Shenglai Zeng , Jiankun Zhang, Pengfei He, Yue Xing, Yiding Liu, Han Xu Jie Ren, Shuaiqiang Wang, Dawei Yin, Yi Chang, Jiliang Tang Michigan State University Baidu, Inc.
School of Artificial Intelligence, Jilin University
International Center of Future Science, Jilin University
Engineering Research Center of Knowledge-Driven Human-Machine Intelligence, MOE, China Equal contribution.Corresponding to zengshe1@msu.edu
Shenglai Zeng††thanks: Equal contribution.††thanks: Corresponding to zengshe1@msu.edu , Jiankun Zhang, Pengfei He, Yue Xing, Yiding Liu, Han XuJie Ren, Shuaiqiang Wang, Dawei Yin, Yi Chang, Jiliang TangMichigan State University Baidu, Inc.
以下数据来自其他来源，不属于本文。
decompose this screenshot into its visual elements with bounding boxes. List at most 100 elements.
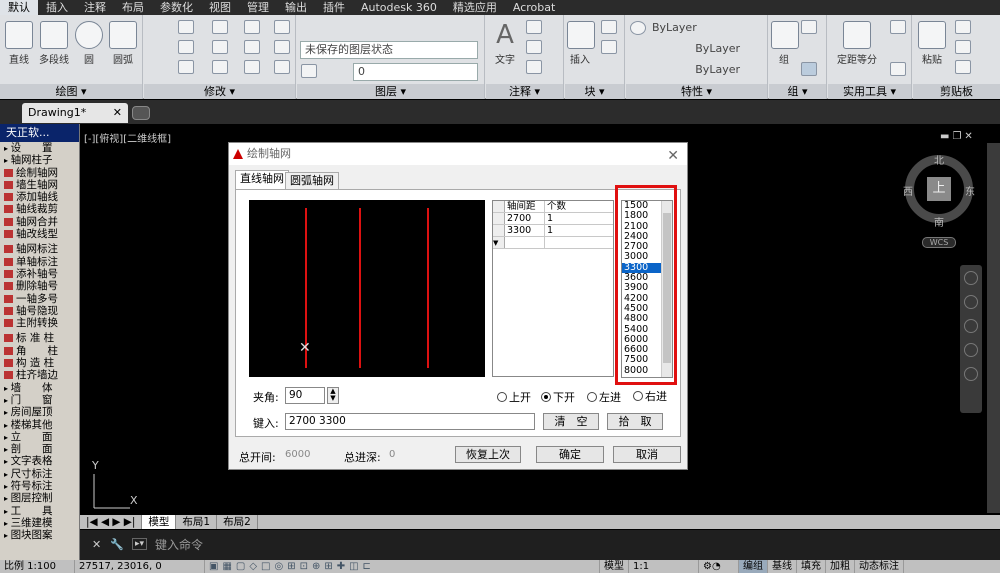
radio-bottom-open[interactable]: 下开 xyxy=(541,389,575,405)
orbit-icon[interactable] xyxy=(964,343,978,357)
palette-group[interactable]: ▸ 房间屋顶 xyxy=(0,406,79,418)
ungroup-icon[interactable] xyxy=(801,20,817,34)
cmd-history-icon[interactable]: ▸▾ xyxy=(132,538,148,550)
properties-panel-title[interactable]: 特性 ▾ xyxy=(626,84,767,99)
match-clip-icon[interactable] xyxy=(955,60,971,74)
ribbon-tab[interactable]: 参数化 xyxy=(152,0,201,15)
palette-group[interactable]: ▸ 剖 面 xyxy=(0,443,79,455)
match-properties-icon[interactable] xyxy=(630,21,646,35)
ribbon-tab[interactable]: 默认 xyxy=(0,0,38,15)
palette-item[interactable]: 添加轴线 xyxy=(0,191,79,203)
cut-icon[interactable] xyxy=(955,20,971,34)
palette-group[interactable]: ▸ 设 置 xyxy=(0,142,79,154)
palette-item[interactable]: 删除轴号 xyxy=(0,280,79,292)
palette-group[interactable]: ▸ 轴网柱子 xyxy=(0,154,79,166)
close-cmd-icon[interactable]: ✕ xyxy=(92,538,101,551)
spacing-input[interactable]: 2700 3300 xyxy=(285,413,535,430)
palette-item[interactable]: 轴网标注 xyxy=(0,243,79,255)
mirror-icon[interactable] xyxy=(212,40,228,54)
palette-group[interactable]: ▸ 图层控制 xyxy=(0,492,79,504)
linetype-combo[interactable]: ByLayer xyxy=(648,41,760,59)
rotate-icon[interactable] xyxy=(212,20,228,34)
quick-select-icon[interactable] xyxy=(890,62,906,76)
radio-left-depth[interactable]: 左进 xyxy=(587,389,621,405)
palette-item[interactable]: 角 柱 xyxy=(0,345,79,357)
table-row-new[interactable]: ▼ xyxy=(493,237,613,249)
radio-right-depth[interactable]: 右进 xyxy=(633,388,667,404)
close-icon[interactable]: ✕ xyxy=(113,103,122,123)
color-combo[interactable]: ByLayer xyxy=(648,20,760,38)
palette-item[interactable]: 轴改线型 xyxy=(0,228,79,240)
toggle-dynamic-dim[interactable]: 动态标注 xyxy=(855,560,904,573)
palette-item[interactable]: 轴网合并 xyxy=(0,216,79,228)
tab-arc-grid[interactable]: 圆弧轴网 xyxy=(285,172,339,189)
clipboard-panel-title[interactable]: 剪贴板 xyxy=(913,84,1000,99)
layer-state-combo[interactable]: 未保存的图层状态 xyxy=(300,41,478,59)
cancel-button[interactable]: 取消 xyxy=(613,446,681,463)
trim-icon[interactable] xyxy=(244,20,260,34)
angle-stepper[interactable]: ▲ ▼ xyxy=(327,387,339,404)
wrench-icon[interactable]: 🔧 xyxy=(110,538,124,551)
fillet-icon[interactable] xyxy=(244,40,260,54)
angle-input[interactable]: 90 xyxy=(285,387,325,404)
spacing-grid[interactable]: 轴间距 个数 2700 1 3300 1 ▼ xyxy=(492,200,614,377)
palette-group[interactable]: ▸ 文字表格 xyxy=(0,455,79,467)
arc-tool[interactable]: 圆弧 xyxy=(106,21,140,66)
table-row[interactable]: 3300 1 xyxy=(493,225,613,237)
erase-icon[interactable] xyxy=(274,20,290,34)
calculator-icon[interactable] xyxy=(890,20,906,34)
ribbon-tab[interactable]: Acrobat xyxy=(505,0,563,15)
toggle-baseline[interactable]: 基线 xyxy=(768,560,797,573)
leader-icon[interactable] xyxy=(526,40,542,54)
palette-item[interactable]: 构 造 柱 xyxy=(0,357,79,369)
palette-group[interactable]: ▸ 工 具 xyxy=(0,505,79,517)
scroll-thumb[interactable] xyxy=(663,213,671,363)
palette-item[interactable]: 单轴标注 xyxy=(0,256,79,268)
ribbon-tab[interactable]: 视图 xyxy=(201,0,239,15)
copy-icon[interactable] xyxy=(178,40,194,54)
stretch-icon[interactable] xyxy=(178,60,194,74)
modify-panel-title[interactable]: 修改 ▾ xyxy=(144,84,295,99)
ribbon-tab[interactable]: Autodesk 360 xyxy=(353,0,445,15)
ribbon-tab[interactable]: 输出 xyxy=(277,0,315,15)
ok-button[interactable]: 确定 xyxy=(536,446,604,463)
text-tool[interactable]: A 文字 xyxy=(490,19,520,66)
workspace-icons[interactable]: ⚙◔ xyxy=(699,560,739,573)
group-tool[interactable]: 组 xyxy=(771,21,799,66)
palette-item[interactable]: 墙生轴网 xyxy=(0,179,79,191)
create-block-icon[interactable] xyxy=(601,20,617,34)
annotation-panel-title[interactable]: 注释 ▾ xyxy=(486,84,563,99)
palette-item[interactable]: 标 准 柱 xyxy=(0,332,79,344)
ribbon-tab[interactable]: 插件 xyxy=(315,0,353,15)
scale-status[interactable]: 比例 1:100 xyxy=(0,560,75,573)
scale-icon[interactable] xyxy=(212,60,228,74)
palette-item[interactable]: 添补轴号 xyxy=(0,268,79,280)
showmotion-icon[interactable] xyxy=(964,367,978,381)
edit-block-icon[interactable] xyxy=(601,40,617,54)
new-tab-button[interactable] xyxy=(132,106,150,120)
palette-item[interactable]: 一轴多号 xyxy=(0,293,79,305)
tab-layout2[interactable]: 布局2 xyxy=(217,515,258,529)
palette-group[interactable]: ▸ 三维建模 xyxy=(0,517,79,529)
explode-icon[interactable] xyxy=(274,40,290,54)
palette-title[interactable]: 天正软... xyxy=(0,124,79,142)
pan-icon[interactable] xyxy=(964,295,978,309)
palette-item[interactable]: 轴线裁剪 xyxy=(0,203,79,215)
measure-tool[interactable]: 定距等分 xyxy=(832,21,882,66)
document-tab[interactable]: Drawing1* ✕ xyxy=(22,103,128,123)
current-layer-combo[interactable]: 0 xyxy=(353,63,478,81)
tab-layout1[interactable]: 布局1 xyxy=(176,515,218,529)
zoom-icon[interactable] xyxy=(964,319,978,333)
palette-group[interactable]: ▸ 楼梯其他 xyxy=(0,419,79,431)
model-space-toggle[interactable]: 模型 xyxy=(600,560,629,573)
palette-item[interactable]: 轴号隐现 xyxy=(0,305,79,317)
polyline-tool[interactable]: 多段线 xyxy=(36,21,72,66)
table-icon[interactable] xyxy=(526,60,542,74)
utilities-panel-title[interactable]: 实用工具 ▾ xyxy=(828,84,911,99)
palette-group[interactable]: ▸ 墙 体 xyxy=(0,382,79,394)
tab-straight-grid[interactable]: 直线轴网 xyxy=(235,170,289,189)
wcs-menu[interactable]: WCS xyxy=(922,237,956,248)
toggle-bold[interactable]: 加粗 xyxy=(826,560,855,573)
group-select-icon[interactable] xyxy=(801,62,817,76)
ribbon-tab[interactable]: 精选应用 xyxy=(445,0,505,15)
School of Artificial Intelligence, Jilin University International Center of Future Science, Jilin University Engineering Research Center of Knowledge-Driven Human-Machine Intelligence, MOE, China
摘要可以作为一种潜在的缓解措施,因为它压缩检索到的上下文,从而减少其信息暴露。为了研究这一点,我们首先在检索后使用附加模型进行总结,然后将其输入到生成模型。具体来说,我们将查询和每个返回的文档都输入到大语言模型中,并要求大语言模型只维护与查询相关的信息。我们考虑不允许释义的提取摘要 (Sum) 和允许句子更改的抽象摘要 (Sum.Para)555We detailed the prompt templates for summarization in Appendix A.2.3中详细介绍了摘要的提示模板。我们的研究结果表明,摘要有效地降低了与非目标攻击相关的隐私风险。值得注意的是,抽象总结表现出卓越的有效性,可将风险降低约 50%。这是因为摘要减少了句子长度并过滤掉了不相关的信息,从而减少了成功重建的次数。然而,在有针对性的攻击背景下,汇总的效果有限。例如,在安然电子邮件数据集中,个人身份信息(PII)的出现甚至在无意中增加。这表明,虽然摘要技术可能会过滤掉不相关的内容,但它往往会保留与目标攻击相关的关键信息,从而可能增加大语言模型生成敏感信息的可能性。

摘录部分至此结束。